The Federal Government has the right to instigate any policy that affects its citizens, and religion plays a huge role in this regard because whatever happens in the religious realms have extensive impact on the way people relate with themselves in the public spaces. Beyond this, the FRCN is right about the critical nature of corporate governance and why not even churches and mosques can be excused. Religious organisations owe the government an adequate compliance with regulations that probes accountability. This is even more so in a state that is attempting to increase its profile of democratic governance. A church or mosque may be theocratic but that does not preclude its legal response to certain democratic imperatives concerning structures and rules.

On the other hand, the religious organisations owe their members a firm adherence to strict codes of accountability and other institutional structures that ensure not only spiritual adequacy but also financial openness. It would not be a sin if the financial transactions of a religious organisation are open within the bounds of regulation and best practices. Since the church or mosque is a custodian of morality, this institutional reform of its structures should not be a big deal. Fortunately, the RCCG is not a mean church that would be caught unaware by such institutional inadequacies.

But this is not to say that the RCCG is a perfect church. I am a member, and I should know that neither the RCCG nor any other church for that matter is immune from certain internal shortcomings that should necessitate a continual rehabilitation of its structures and institutions. Religious organisations are agents of development, especially within the environment of institutional incapacitation in Nigeria. From the Catholic Church to the RCCG and even several Islamic organisations, religious organisations play a dominant role in bringing the dividends of democracy to the doorsteps of members and other people alike.

And development in this context of underdevelopment becomes a moral imperative which would not permit the organisations to champion a good cause while they are in themselves an emblem of institutional incoherence. A strong case can be made for the autonomy of religious organisations given that, for instance, some of their founding constitution sits incongruously with the legal requirements of the federal constitution of Nigeria.

However, just as religious institutions have modified the way we think and rethink secularity in Nigeria, they must equally be modified by the imperatives of secularity and democracy. It will therefore be an act of good faith for religious organisations to firm up their institutional deficits in ways that will add to their credibility, spiritually and administratively. In many quarters, churches and mosques do not enjoy good public reputation. In fact, the reason why many lash out at them is the attempt to hide corruption behind the cloak of godliness to deceive the innocent.

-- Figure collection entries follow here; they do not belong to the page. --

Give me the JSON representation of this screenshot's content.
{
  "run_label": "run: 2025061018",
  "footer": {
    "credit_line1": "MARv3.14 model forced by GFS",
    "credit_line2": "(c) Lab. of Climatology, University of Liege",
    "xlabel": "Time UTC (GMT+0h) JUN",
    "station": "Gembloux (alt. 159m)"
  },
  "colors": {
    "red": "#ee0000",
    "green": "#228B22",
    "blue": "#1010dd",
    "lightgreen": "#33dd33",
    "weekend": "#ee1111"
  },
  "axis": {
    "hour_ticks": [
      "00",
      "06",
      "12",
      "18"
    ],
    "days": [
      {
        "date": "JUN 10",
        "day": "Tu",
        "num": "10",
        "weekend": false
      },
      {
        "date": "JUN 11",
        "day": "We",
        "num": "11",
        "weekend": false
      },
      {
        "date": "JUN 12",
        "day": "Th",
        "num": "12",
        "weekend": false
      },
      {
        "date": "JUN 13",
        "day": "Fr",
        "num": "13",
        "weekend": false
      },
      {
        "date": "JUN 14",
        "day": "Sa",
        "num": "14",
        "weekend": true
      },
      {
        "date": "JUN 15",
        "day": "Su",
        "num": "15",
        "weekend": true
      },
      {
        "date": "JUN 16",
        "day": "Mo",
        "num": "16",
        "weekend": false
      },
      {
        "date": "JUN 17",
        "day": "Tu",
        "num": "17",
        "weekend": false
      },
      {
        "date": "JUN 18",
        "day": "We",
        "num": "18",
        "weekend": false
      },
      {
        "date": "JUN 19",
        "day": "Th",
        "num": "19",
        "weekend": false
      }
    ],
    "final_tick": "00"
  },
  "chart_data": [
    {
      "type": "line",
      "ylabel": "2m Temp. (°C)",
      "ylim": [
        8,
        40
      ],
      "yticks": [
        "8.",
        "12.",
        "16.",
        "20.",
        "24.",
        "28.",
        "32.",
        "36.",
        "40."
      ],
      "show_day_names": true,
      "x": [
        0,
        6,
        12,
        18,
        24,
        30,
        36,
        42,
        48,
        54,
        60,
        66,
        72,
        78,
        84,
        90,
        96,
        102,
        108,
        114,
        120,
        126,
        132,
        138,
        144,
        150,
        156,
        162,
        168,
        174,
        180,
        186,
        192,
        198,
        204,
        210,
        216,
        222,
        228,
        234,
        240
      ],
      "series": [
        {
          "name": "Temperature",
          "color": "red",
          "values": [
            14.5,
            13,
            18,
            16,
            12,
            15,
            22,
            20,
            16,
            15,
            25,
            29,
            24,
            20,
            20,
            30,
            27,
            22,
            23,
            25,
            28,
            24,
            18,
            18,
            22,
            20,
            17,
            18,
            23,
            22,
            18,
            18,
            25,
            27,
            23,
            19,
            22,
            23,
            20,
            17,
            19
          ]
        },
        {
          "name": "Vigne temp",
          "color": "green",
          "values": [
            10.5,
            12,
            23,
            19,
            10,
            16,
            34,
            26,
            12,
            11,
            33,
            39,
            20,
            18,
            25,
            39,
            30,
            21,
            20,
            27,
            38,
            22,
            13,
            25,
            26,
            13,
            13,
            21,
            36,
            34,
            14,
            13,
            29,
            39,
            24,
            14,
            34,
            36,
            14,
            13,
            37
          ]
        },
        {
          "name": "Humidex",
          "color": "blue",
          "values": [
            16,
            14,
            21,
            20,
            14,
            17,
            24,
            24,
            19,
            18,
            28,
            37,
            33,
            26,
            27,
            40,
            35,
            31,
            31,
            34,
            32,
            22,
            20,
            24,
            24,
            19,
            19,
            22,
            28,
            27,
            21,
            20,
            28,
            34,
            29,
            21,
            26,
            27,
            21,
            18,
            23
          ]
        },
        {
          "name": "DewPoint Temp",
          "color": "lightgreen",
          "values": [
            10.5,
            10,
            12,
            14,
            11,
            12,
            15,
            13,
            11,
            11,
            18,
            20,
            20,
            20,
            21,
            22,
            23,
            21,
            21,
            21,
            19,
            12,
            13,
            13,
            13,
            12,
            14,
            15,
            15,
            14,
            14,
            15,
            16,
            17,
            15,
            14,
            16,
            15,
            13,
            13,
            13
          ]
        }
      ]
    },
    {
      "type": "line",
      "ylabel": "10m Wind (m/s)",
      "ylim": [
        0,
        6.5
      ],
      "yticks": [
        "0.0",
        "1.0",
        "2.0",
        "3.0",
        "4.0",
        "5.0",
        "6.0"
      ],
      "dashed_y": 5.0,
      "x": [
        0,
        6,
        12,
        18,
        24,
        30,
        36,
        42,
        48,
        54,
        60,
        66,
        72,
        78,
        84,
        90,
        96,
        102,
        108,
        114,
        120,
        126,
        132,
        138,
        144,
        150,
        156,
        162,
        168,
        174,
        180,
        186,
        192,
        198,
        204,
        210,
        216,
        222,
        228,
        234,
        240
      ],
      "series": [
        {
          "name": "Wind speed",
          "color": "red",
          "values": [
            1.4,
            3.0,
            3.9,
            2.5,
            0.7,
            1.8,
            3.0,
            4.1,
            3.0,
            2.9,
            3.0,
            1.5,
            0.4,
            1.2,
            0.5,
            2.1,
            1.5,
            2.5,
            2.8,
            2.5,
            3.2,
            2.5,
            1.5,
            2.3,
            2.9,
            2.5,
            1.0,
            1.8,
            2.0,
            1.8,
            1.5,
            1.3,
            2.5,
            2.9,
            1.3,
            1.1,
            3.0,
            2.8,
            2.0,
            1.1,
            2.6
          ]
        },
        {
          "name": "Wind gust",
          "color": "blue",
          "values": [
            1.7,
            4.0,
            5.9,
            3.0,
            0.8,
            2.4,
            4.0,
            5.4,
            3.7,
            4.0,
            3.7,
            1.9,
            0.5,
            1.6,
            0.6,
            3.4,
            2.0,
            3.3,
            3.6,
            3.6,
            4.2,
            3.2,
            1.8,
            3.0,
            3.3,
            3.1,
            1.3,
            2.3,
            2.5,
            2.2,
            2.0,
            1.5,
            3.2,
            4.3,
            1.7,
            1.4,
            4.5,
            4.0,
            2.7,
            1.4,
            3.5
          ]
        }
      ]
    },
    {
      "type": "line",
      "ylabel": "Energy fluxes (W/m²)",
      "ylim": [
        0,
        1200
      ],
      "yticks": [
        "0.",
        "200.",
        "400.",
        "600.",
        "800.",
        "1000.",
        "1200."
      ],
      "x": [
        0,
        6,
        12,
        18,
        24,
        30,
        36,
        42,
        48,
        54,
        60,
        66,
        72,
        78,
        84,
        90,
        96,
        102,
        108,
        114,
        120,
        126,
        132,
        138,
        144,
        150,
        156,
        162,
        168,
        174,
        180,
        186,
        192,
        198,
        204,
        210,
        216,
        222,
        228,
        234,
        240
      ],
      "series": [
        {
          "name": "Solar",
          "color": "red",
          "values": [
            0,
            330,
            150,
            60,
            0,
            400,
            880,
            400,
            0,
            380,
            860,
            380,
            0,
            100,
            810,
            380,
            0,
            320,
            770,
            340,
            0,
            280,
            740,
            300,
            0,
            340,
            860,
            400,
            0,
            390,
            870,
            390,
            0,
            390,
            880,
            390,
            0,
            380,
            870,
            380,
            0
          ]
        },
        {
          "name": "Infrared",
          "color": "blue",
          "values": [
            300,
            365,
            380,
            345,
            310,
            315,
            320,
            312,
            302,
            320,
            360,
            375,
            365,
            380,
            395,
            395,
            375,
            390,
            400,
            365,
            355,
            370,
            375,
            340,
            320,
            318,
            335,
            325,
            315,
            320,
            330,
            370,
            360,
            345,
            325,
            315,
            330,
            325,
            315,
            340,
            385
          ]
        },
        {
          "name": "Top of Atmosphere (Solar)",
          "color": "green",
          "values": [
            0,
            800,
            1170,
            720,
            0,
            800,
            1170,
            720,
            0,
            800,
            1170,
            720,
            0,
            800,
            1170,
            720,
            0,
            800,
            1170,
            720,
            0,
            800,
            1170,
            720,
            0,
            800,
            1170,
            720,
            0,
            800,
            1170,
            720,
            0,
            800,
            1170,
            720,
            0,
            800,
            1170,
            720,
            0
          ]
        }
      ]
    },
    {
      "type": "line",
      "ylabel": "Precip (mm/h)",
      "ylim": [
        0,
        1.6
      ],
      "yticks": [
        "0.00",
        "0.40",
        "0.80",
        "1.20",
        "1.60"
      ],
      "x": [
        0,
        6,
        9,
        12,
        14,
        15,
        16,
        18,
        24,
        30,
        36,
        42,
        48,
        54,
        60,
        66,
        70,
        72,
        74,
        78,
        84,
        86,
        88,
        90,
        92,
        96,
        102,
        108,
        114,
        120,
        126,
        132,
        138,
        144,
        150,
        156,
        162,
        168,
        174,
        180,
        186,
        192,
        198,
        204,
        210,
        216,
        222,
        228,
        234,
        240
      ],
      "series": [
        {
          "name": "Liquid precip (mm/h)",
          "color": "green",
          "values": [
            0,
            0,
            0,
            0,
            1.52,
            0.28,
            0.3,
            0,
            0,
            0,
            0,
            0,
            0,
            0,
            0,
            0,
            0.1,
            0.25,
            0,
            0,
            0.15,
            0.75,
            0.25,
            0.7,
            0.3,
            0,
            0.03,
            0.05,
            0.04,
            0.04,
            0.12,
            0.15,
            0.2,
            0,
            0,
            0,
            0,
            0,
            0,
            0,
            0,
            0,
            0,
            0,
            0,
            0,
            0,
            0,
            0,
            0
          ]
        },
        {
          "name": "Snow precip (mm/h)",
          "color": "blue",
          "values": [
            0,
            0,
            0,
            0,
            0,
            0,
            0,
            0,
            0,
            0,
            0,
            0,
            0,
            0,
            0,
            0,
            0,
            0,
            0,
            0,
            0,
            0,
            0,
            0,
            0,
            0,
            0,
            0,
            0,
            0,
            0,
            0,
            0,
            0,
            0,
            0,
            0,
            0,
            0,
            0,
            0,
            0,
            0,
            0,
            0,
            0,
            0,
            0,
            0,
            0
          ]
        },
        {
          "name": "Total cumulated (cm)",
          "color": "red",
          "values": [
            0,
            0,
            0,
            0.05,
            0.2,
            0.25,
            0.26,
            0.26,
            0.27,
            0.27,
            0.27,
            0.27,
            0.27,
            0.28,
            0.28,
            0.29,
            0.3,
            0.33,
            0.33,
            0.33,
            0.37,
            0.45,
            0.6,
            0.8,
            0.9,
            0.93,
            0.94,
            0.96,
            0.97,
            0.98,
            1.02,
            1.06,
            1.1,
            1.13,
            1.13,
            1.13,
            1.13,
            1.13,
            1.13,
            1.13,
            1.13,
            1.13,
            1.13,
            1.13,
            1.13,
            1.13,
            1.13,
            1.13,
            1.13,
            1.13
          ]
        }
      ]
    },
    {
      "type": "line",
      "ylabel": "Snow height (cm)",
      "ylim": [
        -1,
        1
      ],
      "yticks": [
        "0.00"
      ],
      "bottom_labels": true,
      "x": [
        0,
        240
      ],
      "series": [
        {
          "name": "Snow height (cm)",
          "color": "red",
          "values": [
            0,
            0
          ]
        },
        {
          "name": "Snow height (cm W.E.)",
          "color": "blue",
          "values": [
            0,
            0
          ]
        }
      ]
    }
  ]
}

On the other side, and this is even more critical, it is high time Nigeria (and religious leaders would do posterity great service if they provide a lead in this rethinking and reform) commenced a deep institutional and administrative reassessment of religion and its corporate dynamics in a manner that will put to rest the debate around whether religious organisations ought to answer to corporate regulations. The review of the corporate governance code that jumpstarted the problem in the first place could be a wonderful opportunity to resolve it finally.
Olaopa is executive vice-chairman Ibadan School of Government and Public Policy (ISGPP).